Down in Arlington, Virginia, the independent "Think-Tank", the Rand Corporation in its recent report: "Time For Re-Evaluation" says a mix of approaches to counter terrorism is the best strategy, while a strict military approach is only "one tool."

That suggestion speaks well for Canada's initial intentions in our Afghanistan efforts which included utilizing a combination of resources: Military intervention, police training, and assistance projects both from the Canadian International Development Agency (CIDA) and private non-governmental organizations (NGO's).

In preparing the report the Rand Corporation researchers analyzed efforts to combat 648 terrorist groups worldwide between 1968 and 2006. In only 19% of those cases was military force the primary factor in defeating a terrorist group. And, in most of those cases it happened through the military effort of the country directly affected. The report concludes that..."military force was rarely the primary reason a terrorist group ended during the nearly 40-year time frame studied..."

It appears though that rather than pursue the mixed approach first envisioned for Canada's Afghan involvement back in February of 2004, our mission now turns on the much more definitive military aspects. Contrasting with the Rand Corporation conclusions.

No surprise then in the announcements by the Minister of Defence, Peter MacKay that the military is about to spend billions to equip our forces in Afghanistan with helicopter lift capabilities. From the perspective of Canada's NATO Afghan partners, I am sure they'll be delighted no longer to have to carry our "hitch-hiking" troops on their aircraft. It seems to me though that it may move us that much further away from the ultimate goal of pacifying the region and leaving.

Meanwhile the injection of aid money which the government tries to cast in glowing terms in the funding of hundreds of reconstruction and training projects suffers from the most basic managerial oversight and accountability. To wit: In order to win hearts and minds; for a couple of million dollars we launched a newspaper in Kabul to educate women about politics and other issues. It failed because more than 80% of Afghan women can't read.

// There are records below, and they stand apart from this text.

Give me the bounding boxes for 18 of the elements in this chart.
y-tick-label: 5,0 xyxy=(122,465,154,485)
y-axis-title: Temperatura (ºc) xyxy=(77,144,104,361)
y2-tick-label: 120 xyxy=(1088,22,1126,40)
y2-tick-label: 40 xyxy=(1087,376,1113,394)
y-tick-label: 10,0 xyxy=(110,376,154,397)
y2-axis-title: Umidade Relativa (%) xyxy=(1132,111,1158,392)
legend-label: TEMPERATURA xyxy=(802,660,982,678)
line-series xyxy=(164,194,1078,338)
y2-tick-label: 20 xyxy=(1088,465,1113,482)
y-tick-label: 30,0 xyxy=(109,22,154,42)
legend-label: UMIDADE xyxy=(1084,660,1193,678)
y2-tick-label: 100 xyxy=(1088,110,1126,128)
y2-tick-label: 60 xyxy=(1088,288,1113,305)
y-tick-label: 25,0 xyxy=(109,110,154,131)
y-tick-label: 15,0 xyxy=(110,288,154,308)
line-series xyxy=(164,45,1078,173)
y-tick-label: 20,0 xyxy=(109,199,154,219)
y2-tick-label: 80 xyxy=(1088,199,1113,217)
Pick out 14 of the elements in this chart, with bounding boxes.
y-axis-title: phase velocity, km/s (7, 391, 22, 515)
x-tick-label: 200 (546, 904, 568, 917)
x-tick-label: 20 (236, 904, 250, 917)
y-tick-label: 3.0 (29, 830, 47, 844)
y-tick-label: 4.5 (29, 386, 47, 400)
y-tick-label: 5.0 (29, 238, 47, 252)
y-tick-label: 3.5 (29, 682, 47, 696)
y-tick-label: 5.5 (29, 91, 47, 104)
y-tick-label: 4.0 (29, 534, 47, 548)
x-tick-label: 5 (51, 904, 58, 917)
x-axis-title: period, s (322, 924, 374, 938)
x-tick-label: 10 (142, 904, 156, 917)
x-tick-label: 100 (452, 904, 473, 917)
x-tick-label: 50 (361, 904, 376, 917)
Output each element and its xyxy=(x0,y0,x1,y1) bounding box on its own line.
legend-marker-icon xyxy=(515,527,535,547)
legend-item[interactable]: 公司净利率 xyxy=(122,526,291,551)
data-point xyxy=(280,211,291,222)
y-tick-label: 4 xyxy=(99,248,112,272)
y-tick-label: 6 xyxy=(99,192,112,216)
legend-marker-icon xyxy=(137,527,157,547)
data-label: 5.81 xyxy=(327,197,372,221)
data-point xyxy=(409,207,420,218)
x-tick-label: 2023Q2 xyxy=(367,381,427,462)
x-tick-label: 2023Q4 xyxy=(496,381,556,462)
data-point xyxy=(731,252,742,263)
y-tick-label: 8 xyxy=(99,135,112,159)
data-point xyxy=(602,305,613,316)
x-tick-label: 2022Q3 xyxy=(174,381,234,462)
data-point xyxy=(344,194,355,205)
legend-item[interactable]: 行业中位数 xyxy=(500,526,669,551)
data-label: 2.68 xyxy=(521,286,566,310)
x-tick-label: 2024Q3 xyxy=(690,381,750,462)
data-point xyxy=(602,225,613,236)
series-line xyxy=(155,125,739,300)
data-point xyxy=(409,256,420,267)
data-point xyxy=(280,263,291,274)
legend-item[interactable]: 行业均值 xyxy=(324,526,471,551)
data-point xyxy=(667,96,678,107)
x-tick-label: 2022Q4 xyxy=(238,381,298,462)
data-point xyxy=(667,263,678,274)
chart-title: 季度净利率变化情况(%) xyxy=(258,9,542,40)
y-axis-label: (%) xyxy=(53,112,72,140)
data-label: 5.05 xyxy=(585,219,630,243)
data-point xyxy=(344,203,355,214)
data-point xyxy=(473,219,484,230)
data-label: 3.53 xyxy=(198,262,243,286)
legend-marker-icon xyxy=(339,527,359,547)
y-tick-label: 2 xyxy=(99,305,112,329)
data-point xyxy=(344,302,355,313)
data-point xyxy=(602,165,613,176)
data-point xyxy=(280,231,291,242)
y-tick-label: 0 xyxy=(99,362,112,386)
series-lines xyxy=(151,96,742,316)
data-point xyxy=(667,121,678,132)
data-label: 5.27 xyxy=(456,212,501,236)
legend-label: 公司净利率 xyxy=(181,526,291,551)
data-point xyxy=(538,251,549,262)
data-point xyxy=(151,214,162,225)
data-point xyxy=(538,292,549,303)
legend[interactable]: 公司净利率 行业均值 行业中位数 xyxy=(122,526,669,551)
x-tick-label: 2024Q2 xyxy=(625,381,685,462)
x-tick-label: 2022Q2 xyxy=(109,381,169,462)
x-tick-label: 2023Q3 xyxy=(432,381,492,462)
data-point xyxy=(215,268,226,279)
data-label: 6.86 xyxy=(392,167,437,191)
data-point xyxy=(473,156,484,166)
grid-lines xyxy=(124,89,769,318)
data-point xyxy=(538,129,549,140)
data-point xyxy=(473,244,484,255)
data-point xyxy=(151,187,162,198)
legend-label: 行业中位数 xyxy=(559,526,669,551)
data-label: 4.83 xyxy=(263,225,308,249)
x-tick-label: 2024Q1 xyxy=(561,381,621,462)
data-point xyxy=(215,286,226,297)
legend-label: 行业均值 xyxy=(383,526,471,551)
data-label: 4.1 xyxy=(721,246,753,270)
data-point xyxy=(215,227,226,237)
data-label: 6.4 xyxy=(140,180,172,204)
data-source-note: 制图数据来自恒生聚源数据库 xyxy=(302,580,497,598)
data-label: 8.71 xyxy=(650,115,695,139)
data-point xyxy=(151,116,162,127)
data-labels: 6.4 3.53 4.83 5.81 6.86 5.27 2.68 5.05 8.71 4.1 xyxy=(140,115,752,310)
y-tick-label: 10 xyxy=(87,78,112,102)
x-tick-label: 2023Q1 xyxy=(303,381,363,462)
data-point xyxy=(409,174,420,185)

From about as far away as one can get from Afghanistan...Kingston, Ontario for heaven's sake!...Canada is operating RANA-FM, a Kandahar rock music radio station. The transmitting tower is inside the Kandahar military compound so it doesn't get blown-up. The brainiac hired to set-up the place: David F. Bailey, the British pirate broadcaster (Radio Jackie) from the 1960's. Mr. Bailey moved-out of his Kingston apartment last month apparently on his way to Bosnia...Go figure!

And just opened this week: ZHARI-911. A call centre for locals in the Zhari District of Kandahar to call to warn troops about suspected improvised explosive devises. An interpreter relays the information to Canadian troops who dispatch forces to investigate. Lest I digress: On site interpreters are called "Terps". They're paid $1,200 a month by Canada, 30 times the average monthly Afghan wage. In the villages some call them by many other names...most of those names are not flattering. I haven't been to Afghanistan...seems to me though from what I've seen on TV there don't appear to be too many telephone equipped huts and shacks there. Oh well!

The Rand Corporation report offers compelling arguments for re-evaluating a strategy that from all appearances is failing to sustain any progress against terrorism. It says that because of the group's objectives a negotiated settlement with Al-Qaida is remote. But the report also insists that ultimately there is no battlefield solution to terrorism.